Astrid Bonfield laughs at the suggestion that she's becoming a specialist in royal charities as she moves from leading the Diana, Princess of Wales Memorial Fund to become chief executive of the Queen Elizabeth Diamond Jubilee Trust. In fact, she seems keen to play down the royal link.
"Neither of them are technically royal charities, but foundations - and that is my background," she says. "I started off running a local NGO in Zimbabwe and have spent five years working in squatter camps, so I have always engaged in international development - through the Bernard van Leer Foundation and then the Aga Khan Foundation.
"It is all about opportunities, having the right background and my international and UK experience.

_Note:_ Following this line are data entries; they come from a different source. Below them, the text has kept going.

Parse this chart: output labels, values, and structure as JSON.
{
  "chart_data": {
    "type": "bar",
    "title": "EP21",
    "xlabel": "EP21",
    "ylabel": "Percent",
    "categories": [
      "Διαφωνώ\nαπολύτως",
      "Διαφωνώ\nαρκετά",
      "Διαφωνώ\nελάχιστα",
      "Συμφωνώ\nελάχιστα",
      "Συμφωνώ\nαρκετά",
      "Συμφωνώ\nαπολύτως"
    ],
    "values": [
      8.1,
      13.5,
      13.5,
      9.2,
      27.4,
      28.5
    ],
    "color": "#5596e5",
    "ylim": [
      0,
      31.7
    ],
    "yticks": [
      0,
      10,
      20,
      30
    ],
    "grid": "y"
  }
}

I was just very fortunate to be given these opportunities."
Does a royal name bring a particular set of pressures? If there are pressures, she says, they come from the responsibility to maximise charity donations.

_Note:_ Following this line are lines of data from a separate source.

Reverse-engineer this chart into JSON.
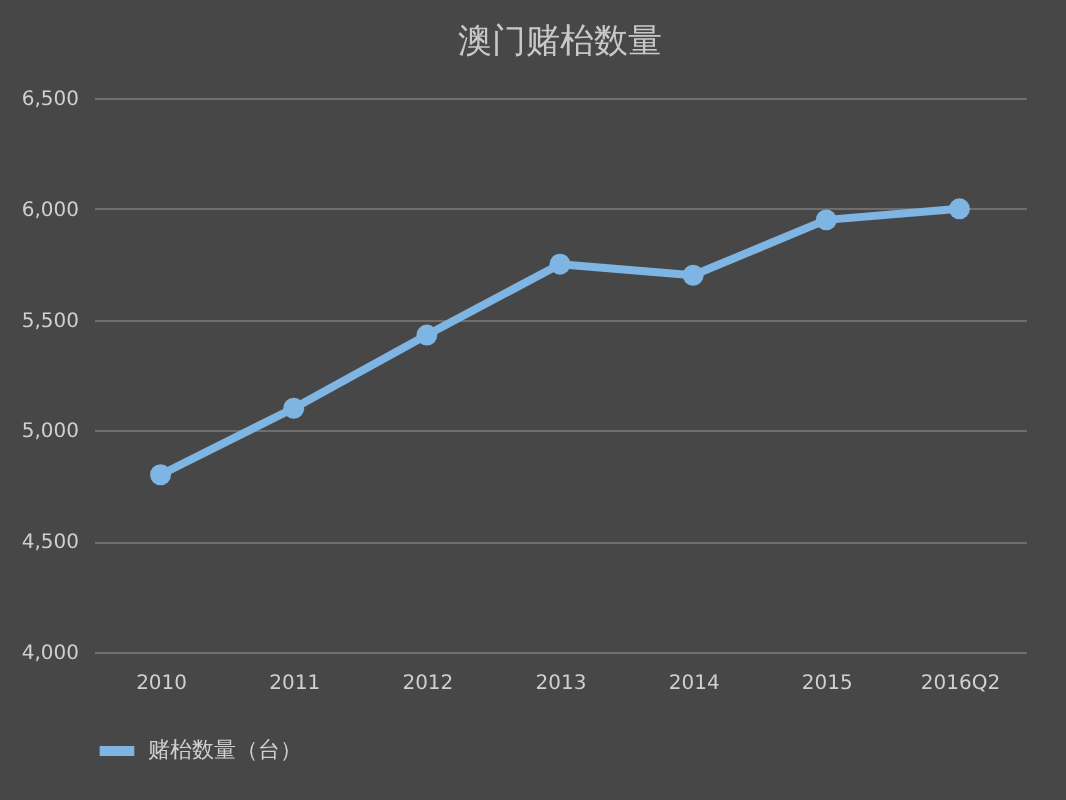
{
  "chart_data": {
    "type": "line",
    "title": "澳门赌枱数量",
    "categories": [
      "2010",
      "2011",
      "2012",
      "2013",
      "2014",
      "2015",
      "2016Q2"
    ],
    "series": [
      {
        "name": "赌枱数量（台）",
        "color": "#7fb5e3",
        "values": [
          4800,
          5100,
          5430,
          5750,
          5700,
          5950,
          6000
        ]
      }
    ],
    "ylim": [
      4000,
      6500
    ],
    "yticks": [
      {
        "value": 4000,
        "label": "4,000"
      },
      {
        "value": 4500,
        "label": "4,500"
      },
      {
        "value": 5000,
        "label": "5,000"
      },
      {
        "value": 5500,
        "label": "5,500"
      },
      {
        "value": 6000,
        "label": "6,000"
      },
      {
        "value": 6500,
        "label": "6,500"
      }
    ],
    "grid": "y",
    "legend": "bottom",
    "marker": "circle",
    "line_style": "solid"
  }
}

"If anything keeps you awake at night, it should be that - are the programmes working? Are we really making change and are we making people's lives better? That's definitely what drives me."

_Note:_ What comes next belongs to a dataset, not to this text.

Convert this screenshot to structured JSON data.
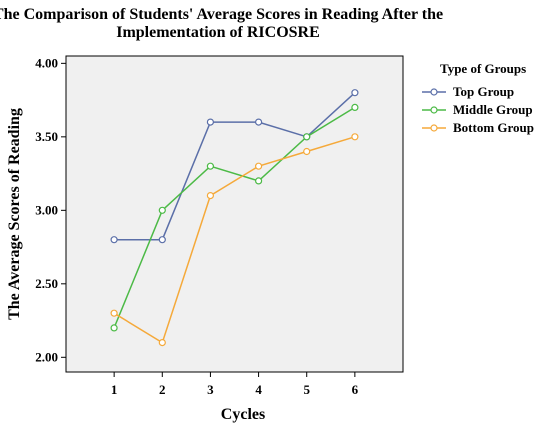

Both charities are spend-out foundations: the Diana fund is closing at the end of the year and the jubilee trust was set up by the Commonwealth heads of government in November 2011 with a five-year lifespan.
"It's a great privilege to have this one chance because you really do focus on outcome," she says. "It can be an interesting question to ask yourself: 'Would we do anything different if we were spending it all now?' Just asking that can really help you focus on what the best strategies are for you to gain those iconic outcomes.
"That's what we're all in this business to do - to achieve social justice and to change the way the world works; to end disadvantage. So that question gives it a sharp focus."
Bonfield finds the spend-out approach exciting and is proud of what the fund has achieved, including its work towards ending the detention of children in UK immigration centres and ensuring that palliative care is integrated into the treatment of people with life-limiting illnesses in sub-Saharan Africa.
"But I think the highlight of my life has to be the international treaty to end the use and stockpiling of cluster munitions," she says. "It was absolutely extraordinary to be a part of that process.
"Eighty countries across the world came together to work with state parties who stepped outside conventional processes and worked together for 18 months to achieve an international ban. Victims of cluster munitions took a central part in the campaign, and that was fantastic."
The jubilee trust, established to celebrate the Queen's 60-year contribution to the Commonwealth, is fundraising during her jubilee year and grant-making will start in 2013.
The charity, Bonfield says, operates on behalf of the Queen rather than as her personal charity, although her principal private secretary, Sir Christopher Geidt, is on the board of trustees. Sir John Major is chairman and there is an advisory group drawn from the Commonwealth.
"Commonwealth governments are giving money to the trust because it was their initiative," says Bonfield. "The Queen has said she doesn't want any gifts, but if anyone wishes to give something they should give it to the trust so it can be used in charitable work. The British government has already pledged up to £50m."
The trust will not solicit bids for projects or implement programmes itself. Instead, it will work with selected partner charities and organisations across the Commonwealth on projects focusing on six programme themes, one for each decade of the Queen's reign: urban food, disability to capability, 'young diamonds', care with dignity, exceptional leaders, and heritage and culture.
Asked what she's learned from her seven years at the fund, Bonfield talks about legacy.
"We've been obsessed by it, thinking all the time 'Is this sustainable? Will it bring sustainable change? What will it leave behind? What will it look like 10 years after you close?'
"So that's going to be the main thing that I'll take to the new charity - that we know what success is going to look like, how we measure that and what we will leave behind."
And in five years' time will there be another crown linked to her next job?
"Who knows?" she responds, "It's just a matter of luck."
2012: Chief executive, the Queen Elizabeth Diamond Jubilee Trust
2005: Chief executive, the Diana, Princess of Wales Memorial Fund
2004: Director of policy, Aga Khan Foundation (UK)
2001: Programme development specialist, Bernard van Leer Foundation, Netherlands.